Patojen mikroorganizmalar, havadaki mikroorganizmaların solunması yoluyla ağız ortamına bulaşabilir. Bulaşma havada uzun süre asılı kalabilen, kan, ağız sıvıları ya da diğer hasta materyalleri ile doğrudan temas, konjonktival, nazal ya da ağız mukozası enfekte olmuş bir kişiden ve maske olmadan öksürerek ve konuşarak kısa bir mesafelere, damlacıklar ve aerosollerle ve kontamine aletler ve kontamine çevresel yüzeylerle dolaylı temas ile gerçekleşebilir. Aerosol, devirli aletler ve hava-su şırıngalarından havaya karışan damla ve damlacıklardır. Su, tükürük, kan, bazı döküntüler ve mikroorganizmalar içerir. Çapı 10 mikrometreden büyük olan damlacıklar ağırlıkları nedeniyle hemen yüzeylere inerler. Çevrenin kontaminasyonu içerdiği mikroorganizmaların bulaşması ancak doğrudan temasla gerçekleşebilir. Oysa çapı 10 mikrometreden küçük olan aerosoller damlacık çekirdekleridir. Havada asılı kalabilen, solunabilen büyüklükte ve çıplak gözle görülemeyen damlacıklardır. Bu nedenle diş hekimliğinde SARS-Cov’un havadan yayılımı birçok literatürde bildirildiği gibi Covid-19’un da tükürük ve kanla damlacıklar ve damlacık çekirdekleri ile yayılmasından endişe edilmektedir.
SARS-CoV, MERS-CoV ya da endemik- bir toplumda düşük düzeyde her zaman var olan infeksiyon tipi-insan koronavirüsleri (HCoV) gibi insan koronaviruslarının metal, cam veya plastik gibi yüzeylerde birkaç güne kadar kalabildiği; hatta HCoV’un oda sıcaklığında 2 saatten 9 güne dek bulaşıcı kaldığı gösterilmiştir. Bu nedenle kontamine yüzeylerin potansiyel bir koronavirüs bulaşma kaynağı olduğu vurgulanmaktadır. Dişhekimliği uygulamaları ile yüzeyler enfekte hastalardan gözle görülmese de kirleneceğinden Covid-19’un yüzeylerde kalıcılığını azaltmak için temiz ve kuru tutulmalıdır.

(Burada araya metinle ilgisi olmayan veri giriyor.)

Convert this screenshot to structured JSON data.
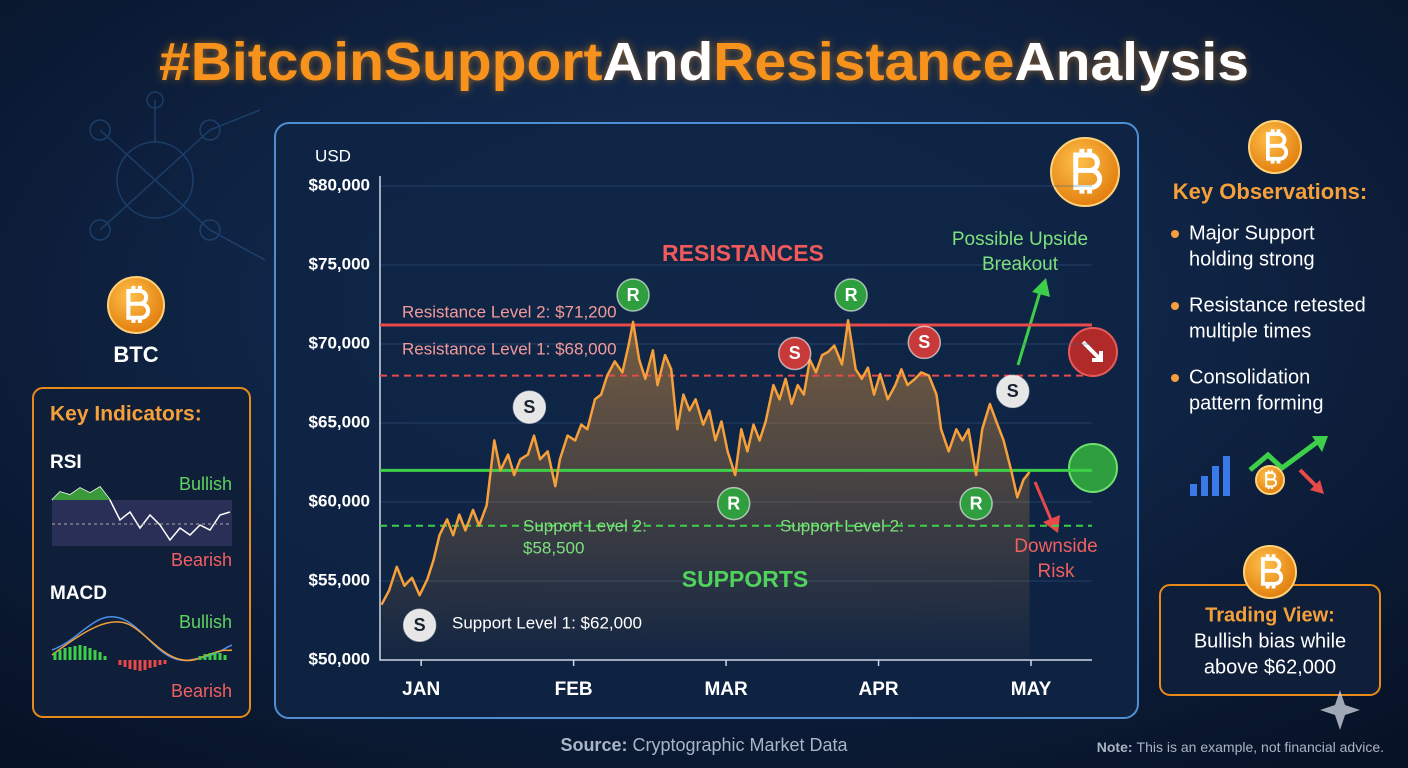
{
  "title_parts": [
    {
      "text": "#BitcoinSupport",
      "color": "#f7931a"
    },
    {
      "text": "And",
      "color": "#ffffff"
    },
    {
      "text": "Resistance",
      "color": "#f7931a"
    },
    {
      "text": "Analysis",
      "color": "#ffffff"
    }
  ],
  "left_panel": {
    "coin_label": "BTC",
    "title": "Key Indicators:",
    "indicators": [
      {
        "name": "RSI",
        "bullish": "Bullish",
        "bearish": "Bearish"
      },
      {
        "name": "MACD",
        "bullish": "Bullish",
        "bearish": "Bearish"
      }
    ]
  },
  "chart_data": {
    "type": "line",
    "y_label": "USD",
    "color": "#f5a03a",
    "x": [
      -0.26,
      -0.21,
      -0.16,
      -0.11,
      -0.06,
      -0.01,
      0.04,
      0.08,
      0.12,
      0.17,
      0.21,
      0.25,
      0.29,
      0.34,
      0.38,
      0.43,
      0.48,
      0.52,
      0.57,
      0.61,
      0.65,
      0.7,
      0.74,
      0.78,
      0.83,
      0.88,
      0.91,
      0.96,
      1.01,
      1.05,
      1.09,
      1.14,
      1.18,
      1.22,
      1.27,
      1.32,
      1.36,
      1.39,
      1.43,
      1.47,
      1.52,
      1.55,
      1.6,
      1.64,
      1.68,
      1.72,
      1.76,
      1.8,
      1.85,
      1.89,
      1.93,
      1.97,
      2.01,
      2.06,
      2.1,
      2.14,
      2.18,
      2.22,
      2.26,
      2.31,
      2.35,
      2.39,
      2.43,
      2.47,
      2.51,
      2.55,
      2.59,
      2.63,
      2.67,
      2.71,
      2.76,
      2.8,
      2.85,
      2.89,
      2.93,
      2.97,
      3.01,
      3.06,
      3.11,
      3.15,
      3.19,
      3.24,
      3.28,
      3.33,
      3.38,
      3.41,
      3.46,
      3.51,
      3.55,
      3.59,
      3.64,
      3.68,
      3.73,
      3.78,
      3.82,
      3.87,
      3.91,
      3.95,
      3.99
    ],
    "values": [
      53500,
      54400,
      55900,
      54700,
      55200,
      54100,
      55100,
      56300,
      57900,
      58900,
      57900,
      59200,
      58200,
      59500,
      58500,
      59800,
      63900,
      62000,
      63000,
      61700,
      62700,
      63000,
      64200,
      62700,
      63200,
      61000,
      62700,
      64200,
      63900,
      64900,
      64600,
      66500,
      66800,
      68000,
      68900,
      68200,
      69900,
      71400,
      69000,
      67800,
      69600,
      67400,
      69300,
      68400,
      64600,
      66800,
      65800,
      66500,
      64900,
      65800,
      63900,
      65100,
      63200,
      61700,
      64600,
      63200,
      64900,
      63900,
      65100,
      67400,
      66500,
      67800,
      66200,
      67400,
      66800,
      69000,
      68200,
      69300,
      69500,
      69900,
      68700,
      71500,
      68400,
      67800,
      68500,
      66800,
      68100,
      66500,
      67400,
      68400,
      67400,
      67800,
      68200,
      68000,
      66800,
      64600,
      63200,
      64600,
      63900,
      64600,
      61700,
      64600,
      66200,
      64900,
      63900,
      62000,
      60300,
      61400,
      61900
    ],
    "xlim": [
      -0.27,
      4.4
    ],
    "xticks": [
      {
        "value": 0,
        "label": "JAN"
      },
      {
        "value": 1,
        "label": "FEB"
      },
      {
        "value": 2,
        "label": "MAR"
      },
      {
        "value": 3,
        "label": "APR"
      },
      {
        "value": 4,
        "label": "MAY"
      }
    ],
    "ylim": [
      50000,
      80000
    ],
    "yticks": [
      {
        "value": 50000,
        "label": "$50,000"
      },
      {
        "value": 55000,
        "label": "$55,000"
      },
      {
        "value": 60000,
        "label": "$60,000"
      },
      {
        "value": 65000,
        "label": "$65,000"
      },
      {
        "value": 70000,
        "label": "$70,000"
      },
      {
        "value": 75000,
        "label": "$75,000"
      },
      {
        "value": 80000,
        "label": "$80,000"
      }
    ],
    "grid": true,
    "levels": [
      {
        "label": [
          "Resistance Level 2: $71,200"
        ],
        "value": 71200,
        "color": "#e84a4a",
        "dashed": false
      },
      {
        "label": [
          "Resistance Level 1: $68,000"
        ],
        "value": 68000,
        "color": "#e84a4a",
        "dashed": true
      },
      {
        "label": [
          "Support Level 1: $62,000"
        ],
        "value": 62000,
        "color": "#3ecf4a",
        "dashed": false
      },
      {
        "label": [
          "Support Level 2:",
          "$58,500"
        ],
        "value": 58500,
        "color": "#3ecf4a",
        "dashed": true
      }
    ],
    "markers": [
      {
        "label": "S",
        "x": -0.01,
        "y": 52200,
        "color": "#e6e6e6"
      },
      {
        "label": "S",
        "x": 0.71,
        "y": 66000,
        "color": "#e6e6e6"
      },
      {
        "label": "R",
        "x": 1.39,
        "y": 73100,
        "color": "#2e9e3e"
      },
      {
        "label": "R",
        "x": 2.05,
        "y": 59900,
        "color": "#2e9e3e"
      },
      {
        "label": "S",
        "x": 2.45,
        "y": 69400,
        "color": "#c83a3a"
      },
      {
        "label": "R",
        "x": 2.82,
        "y": 73100,
        "color": "#2e9e3e"
      },
      {
        "label": "S",
        "x": 3.3,
        "y": 70100,
        "color": "#c83a3a"
      },
      {
        "label": "R",
        "x": 3.64,
        "y": 59900,
        "color": "#2e9e3e"
      },
      {
        "label": "S",
        "x": 3.88,
        "y": 67000,
        "color": "#e6e6e6"
      }
    ],
    "zone_labels": {
      "resistances": "RESISTANCES",
      "supports": "SUPPORTS"
    },
    "callouts": {
      "upside": [
        "Possible Upside",
        "Breakout"
      ],
      "downside": [
        "Downside",
        "Risk"
      ],
      "support_repeat": "Support Level 2:"
    }
  },
  "right_panel": {
    "title": "Key Observations:",
    "items": [
      [
        "Major Support",
        "holding strong"
      ],
      [
        "Resistance retested",
        "multiple times"
      ],
      [
        "Consolidation",
        "pattern forming"
      ]
    ],
    "trading_view": {
      "title": "Trading View:",
      "text": [
        "Bullish bias while",
        "above $62,000"
      ]
    }
  },
  "footer": {
    "source_label": "Source:",
    "source": "Cryptographic Market Data",
    "note_label": "Note:",
    "note": "This is an example, not financial advice."
  }
}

Dişhekimliği hizmetinde enfeksiyon kontrolleri
Dişhekimliğinde hasta tanı ve tedavisi sırasında Covid-19 bulaşmasını önlemek için hasta değerlendirmesi, el hijyeni, diş hekimleri için kişisel koruyucu önlemler, diş prosedürlerinden önce virüs bulaşmasını engelleme yolları üzerinde durulmaktadır.